Ranking Roger's album Pop Off the Head Top includes a new remix version of "Mirror in the Bathroom" produced by Gaudi.

The song is included in the soundtracks of the films Someone to Watch Over Me (1987), Grosse Pointe Blank (1997), and SLC Punk! (1999), by a project called Fifi.

== 1990s reissues ==
12" single, 74321232061 (1995)
1. "Mirror in the Bathroom" (Sure Is Pure Remix)
2. "Mirror in the Bathroom" (Tic Tac Toe Remix)
3. "Mirror in the Bathroom" (Simon and Diamond Remix)
4. "Mirror in the Bathroom" (Adelphi Remix)
 A promo 12" containing only the first two tracks (VAIN 001) was also released.

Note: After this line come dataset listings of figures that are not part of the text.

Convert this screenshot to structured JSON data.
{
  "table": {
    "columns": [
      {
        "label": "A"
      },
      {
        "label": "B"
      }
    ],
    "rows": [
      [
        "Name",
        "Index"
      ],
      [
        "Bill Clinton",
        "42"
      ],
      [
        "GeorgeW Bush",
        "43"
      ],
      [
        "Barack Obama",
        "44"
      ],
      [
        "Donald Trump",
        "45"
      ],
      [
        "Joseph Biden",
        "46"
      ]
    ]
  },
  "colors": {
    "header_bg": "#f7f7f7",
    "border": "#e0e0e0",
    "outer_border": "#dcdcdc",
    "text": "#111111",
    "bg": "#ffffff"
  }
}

CD single, 74321232062 (January 8, 1996)
1. "Mirror in the Bathroom" (Mark "Spike" Stent Remix) — 3:28
2. "Mirror in the Bathroom" (Tic Tac Toe Remix) — 5:41
3. "Mirror in the Bathroom" (Adelphi Remix) — 4:45
4. "Mirror in the Bathroom" (Original Version) — 3:08

== Charts ==

| Chart (1980) | Peak position |
|---|---|
| UK Singles (OCC) | 4 |
| US Dance Club Songs (Billboard) | 22 |

| Chart (1996) | Peak position |
|---|---|
| UK Singles (OCC) | 44 |

==Certifications==

| Region | Certification | Certified units/sales |
| United Kingdom (BPI) | Silver | 200,000^{‡} |
^{‡} Sales+streaming figures based on certification alone.